花姐笑得不行,“婶儿,我都马上三十岁了!”
“马上三十?”黄湘儿瞪大眼睛,“我也只是三十出头,怎么感觉和你年纪差了一轮似的,你是吃什么保养的,回头给我也弄点。”
严初九啼笑皆非,这婶儿,晕船晕得死去活来,一见着漂亮女人,倒是比自已还精神!
“婶儿,太阳出来了,我们先上去吧!”花姐指了指上面的石屋,“我给你们准备了简单的早饭,咱们边吃边聊!”
“好!”
严初九带头走在前面,上到半坡的时候,耳边响起花姐的声音,“初九,看你脸色有点差,一路都没休息吗?”
“还行!”
严初九嘴上说着还行,其实从出发到现在都没怎么合眼,尤其是经过罗志宾,他就一直在盘算着张科南的事。

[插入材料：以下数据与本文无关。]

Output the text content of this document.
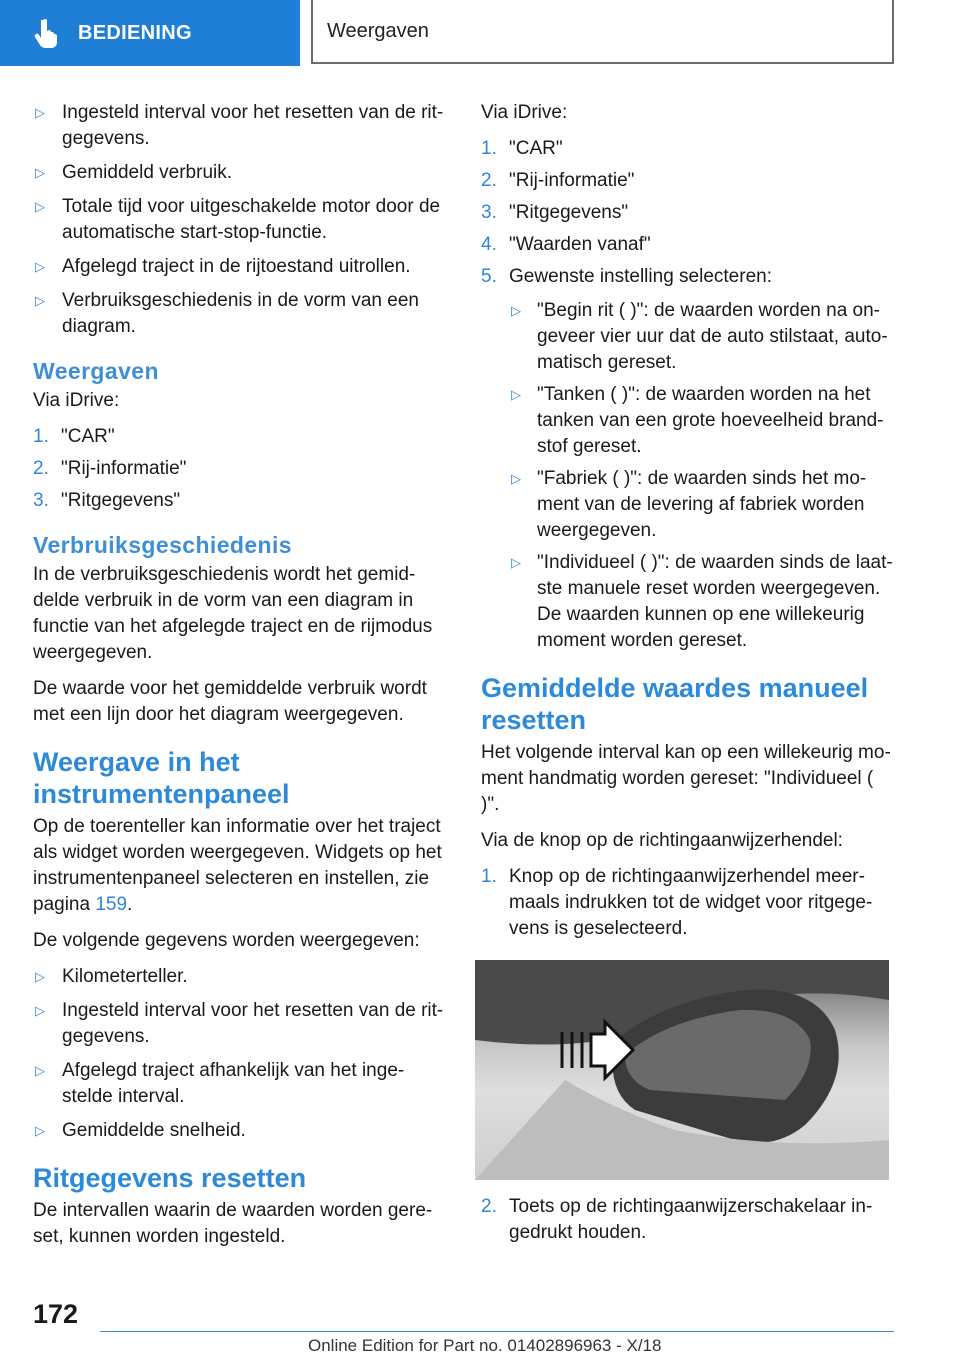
BEDIENING	Weergaven
▷ Ingesteld interval voor het resetten van de rit- gegevens.
▷ Gemiddeld verbruik.
▷ Totale tijd voor uitgeschakelde motor door de automatische start-stop-functie.
▷ Afgelegd traject in de rijtoestand uitrollen.
▷ Verbruiksgeschiedenis in de vorm van een diagram.
Weergaven

Via iDrive:

1. "CAR"
2. "Rij-informatie"
3. "Ritgegevens"
Verbruiksgeschiedenis

In de verbruiksgeschiedenis wordt het gemid- delde verbruik in de vorm van een diagram in functie van het afgelegde traject en de rijmodus weergegeven.

De waarde voor het gemiddelde verbruik wordt met een lijn door het diagram weergegeven.

Weergave in het instrumentenpaneel

Op de toerenteller kan informatie over het traject als widget worden weergegeven. Widgets op het instrumentenpaneel selecteren en instellen, zie pagina 159.

De volgende gegevens worden weergegeven:

▷ Kilometerteller.
▷ Ingesteld interval voor het resetten van de rit- gegevens.
▷ Afgelegd traject afhankelijk van het inge- stelde interval.
▷ Gemiddelde snelheid.
Ritgegevens resetten

De intervallen waarin de waarden worden gere- set, kunnen worden ingesteld.

Via iDrive:

1. "CAR"
2. "Rij-informatie"
3. "Ritgegevens"
4. "Waarden vanaf"
5. Gewenste instelling selecteren:
▷ "Begin rit ( )": de waarden worden na on- geveer vier uur dat de auto stilstaat, auto- matisch gereset.
▷ "Tanken ( )": de waarden worden na het tanken van een grote hoeveelheid brand- stof gereset.
▷ "Fabriek ( )": de waarden sinds het mo- ment van de levering af fabriek worden weergegeven.
▷ "Individueel ( )": de waarden sinds de laat- ste manuele reset worden weergegeven. De waarden kunnen op ene willekeurig moment worden gereset.
Gemiddelde waardes manueel resetten

Het volgende interval kan op een willekeurig mo- ment handmatig worden gereset: "Individueel ( )".

Via de knop op de richtingaanwijzerhendel:

1. Knop op de richtingaanwijzerhendel meer- maals indrukken tot de widget voor ritgege- vens is geselecteerd.
2. Toets op de richtingaanwijzerschakelaar in- gedrukt houden.
172
Online Edition for Part no. 01402896963 - X/18
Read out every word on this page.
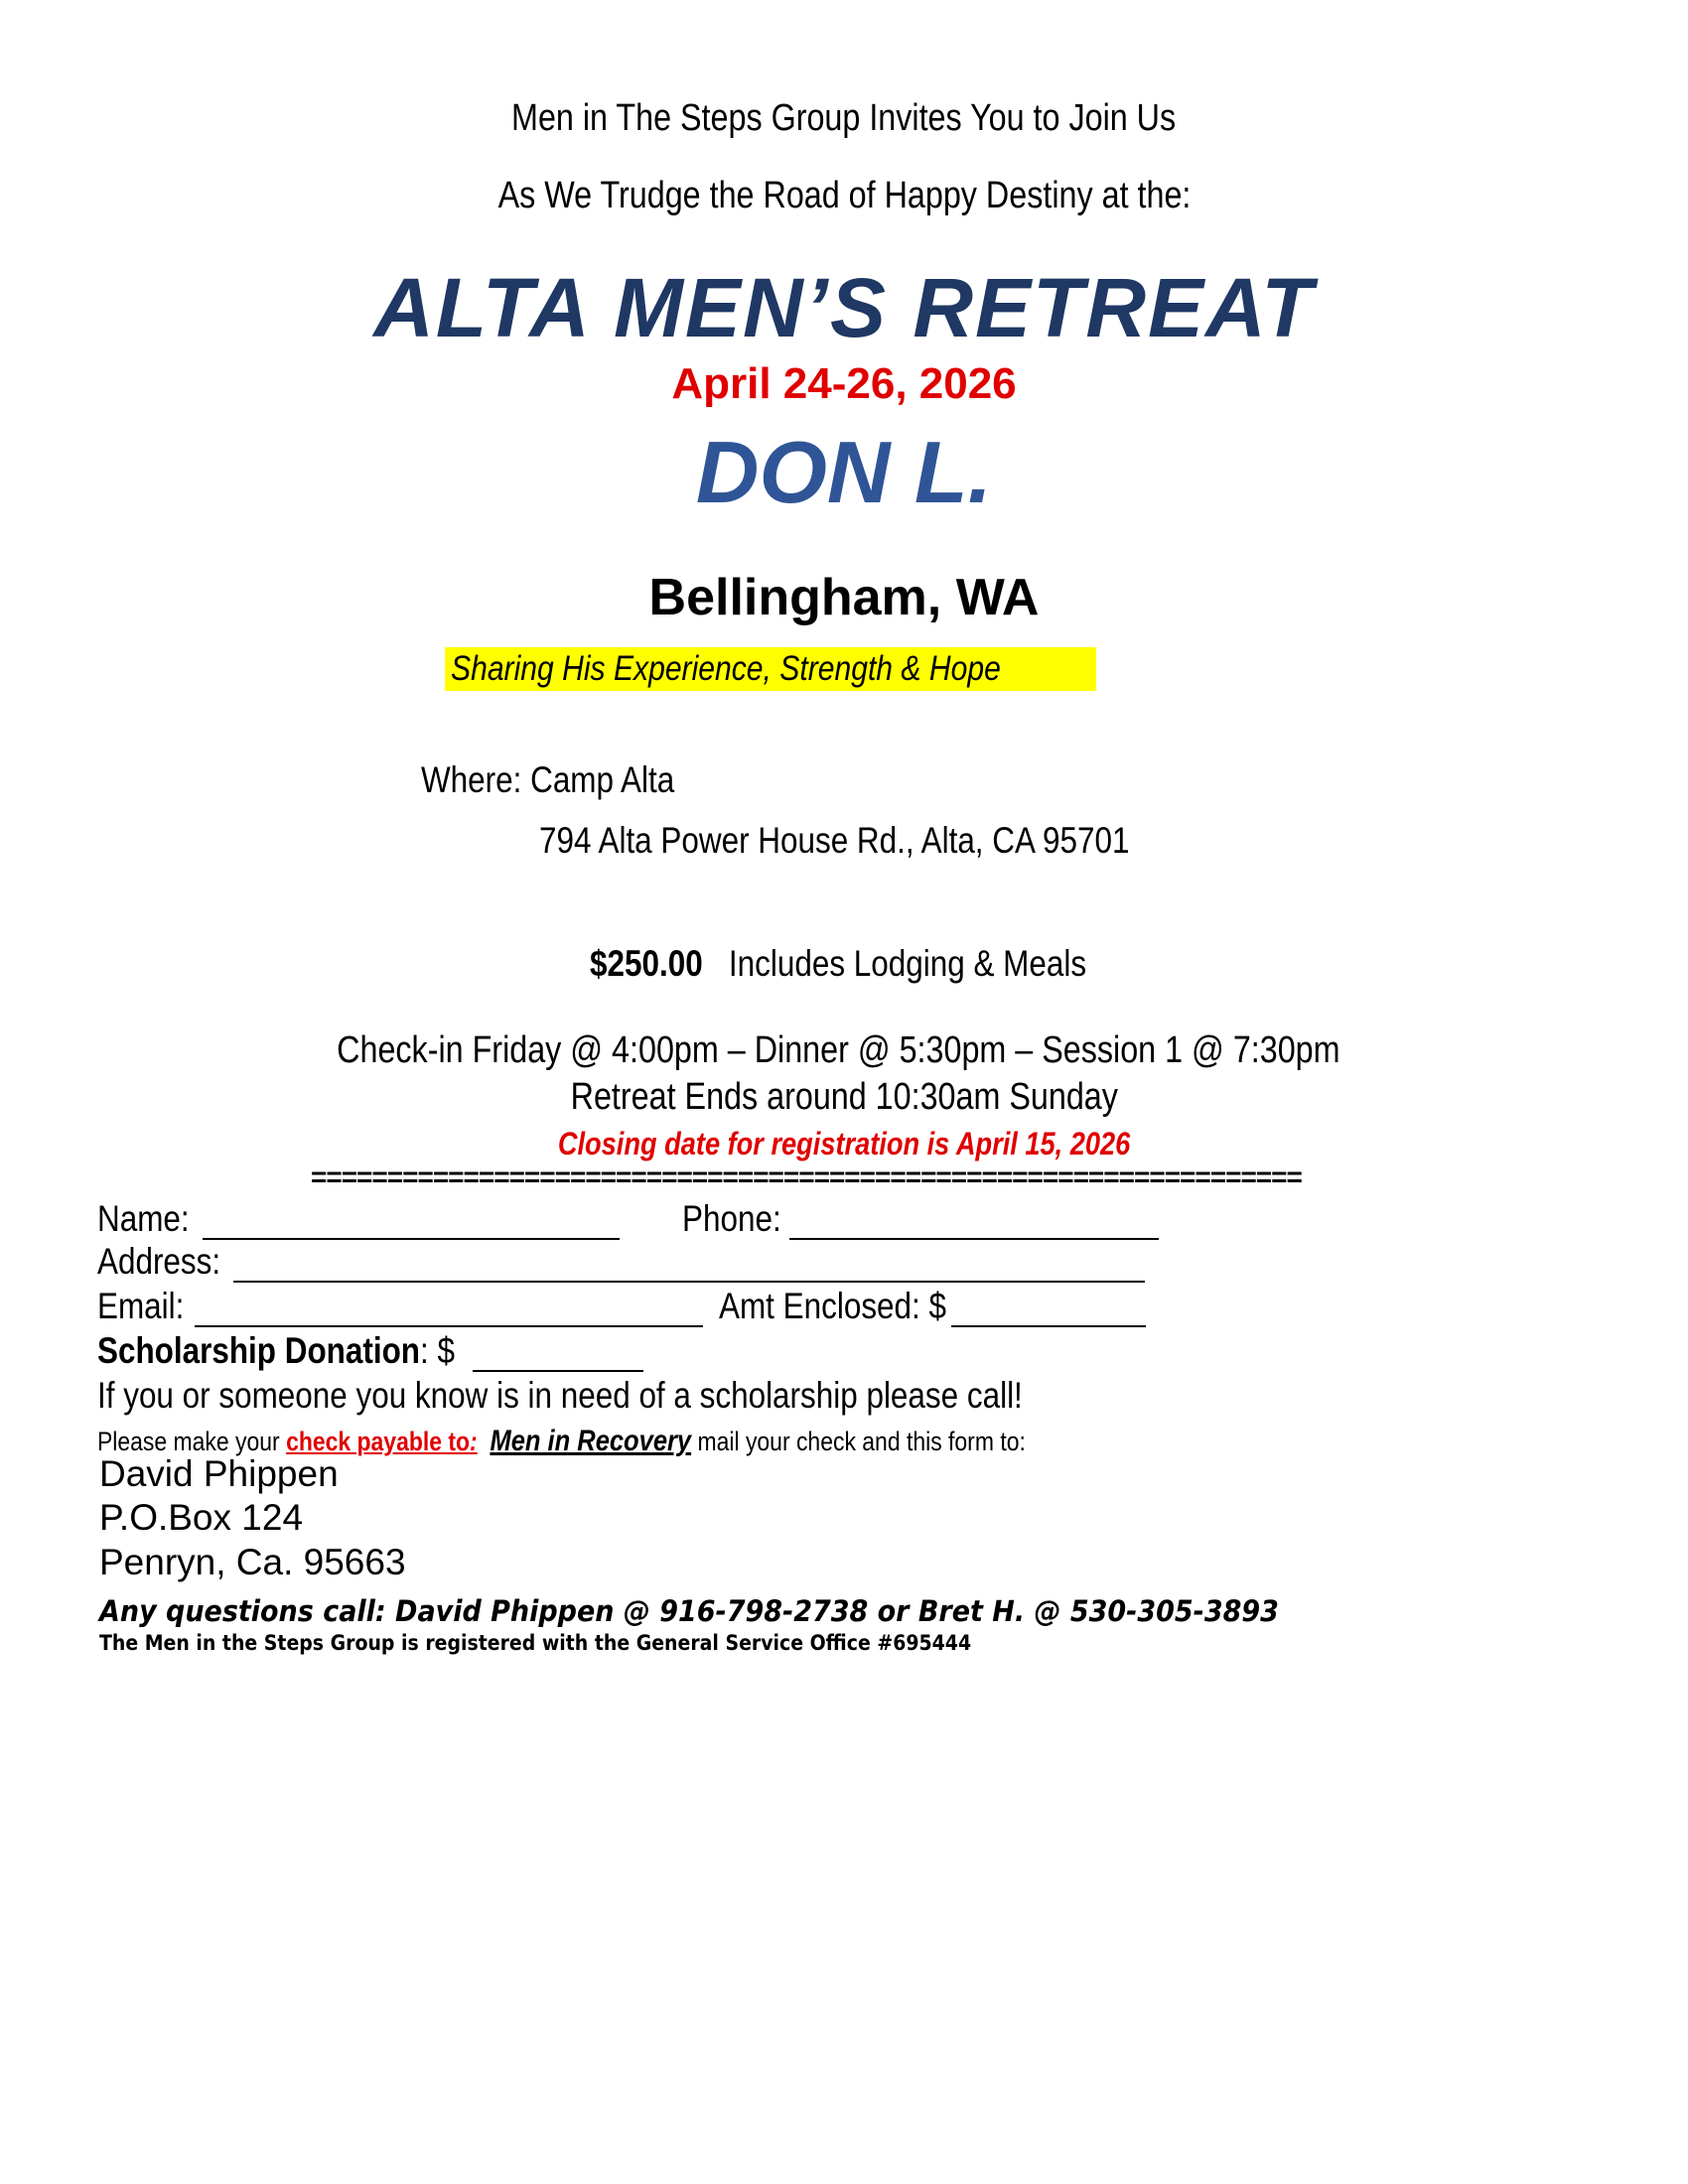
Men in The Steps Group Invites You to Join Us
As We Trudge the Road of Happy Destiny at the:
ALTA MEN’S RETREAT
April 24-26, 2026
DON L.
Bellingham, WA
Sharing His Experience, Strength & Hope
Where: Camp Alta
794 Alta Power House Rd., Alta, CA 95701
$250.00 Includes Lodging & Meals
Check-in Friday @ 4:00pm – Dinner @ 5:30pm – Session 1 @ 7:30pm
Retreat Ends around 10:30am Sunday
Closing date for registration is April 15, 2026
=================================================================
Name:	Phone:
Address:
Email:	Amt Enclosed: $
Scholarship Donation: $
If you or someone you know is in need of a scholarship please call!
Please make your check payable to: Men in Recovery mail your check and this form to:
David Phippen
P.O.Box 124
Penryn, Ca. 95663
Any questions call: David Phippen @ 916-798-2738 or Bret H. @ 530-305-3893
The Men in the Steps Group is registered with the General Service Office #695444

花姐像是看出了他心中有事,但也没追问,只是轻声说,“先歇口气,什么都别急。”
严初九嗯了一声,心里那根绷着的弦,忽然松了一点点。
进了院子,花姐便进厨房去端早饭,小芯也赶紧去帮忙!
岛上物资虽然不比岸上,但花姐端上桌的却几乎样样新鲜。
刚捞出海的杂鱼粥,蒸南瓜,煎海鸭蛋,炸小虾米,还有现磨的黑豆浆。
黄湘儿进来后,往椅子上一瘫就开始哼哼,“唉哟我滴妈,总算是靠岸了,这一天一夜,差点没搞掉我一条命啊!”
花姐仔细看看她的脸色,“婶儿,你晕船了?”
“嗯!”黄湘儿可怜兮兮的点头,“我以为我精力那么旺盛,平时别说深蹲,就是倒立也不会头晕,绝不会晕船的,结果才走了几海里,我就天旋地转了,这一路啊,我几乎都是吐着过来的。”
她说“深蹲”“倒立”的时候,严初九已经在喝豆浆,差点没被呛到。
婶儿这张嘴,都晕成这样了还能说出这种话,身子是虚的,嘴倒是硬邦邦啊!
花姐则是说,“没事的,等会儿我给你煮碗沙茶姜汤,再睡一觉就好了!”
黄湘儿有气无力的问,“沙茶姜汤真的管用?”
“管用!”花姐笑了笑,“保证你睡醒就跟没事人一样,来,你现在喝点粥垫垫肚子,可不能空腹喝姜汤!”
黄湘儿有些犹豫,“万一我刚吃下去又吐了,不是浪费这么好的鱼粥吗?”
花姐温柔地轻拍她的手背,“没关系,少吃一点!”
“好吧!”黄湘儿弱弱地说,“等下我真吐了,你可不能像初九他姨那样骂我是个没用的东西!”
严初九听得忍不住拿眼看她。
黄湘儿则是摆手,“你不用看我,我知道你什么意思,你姨就是这么凶。平时除了骂我就是骂我!”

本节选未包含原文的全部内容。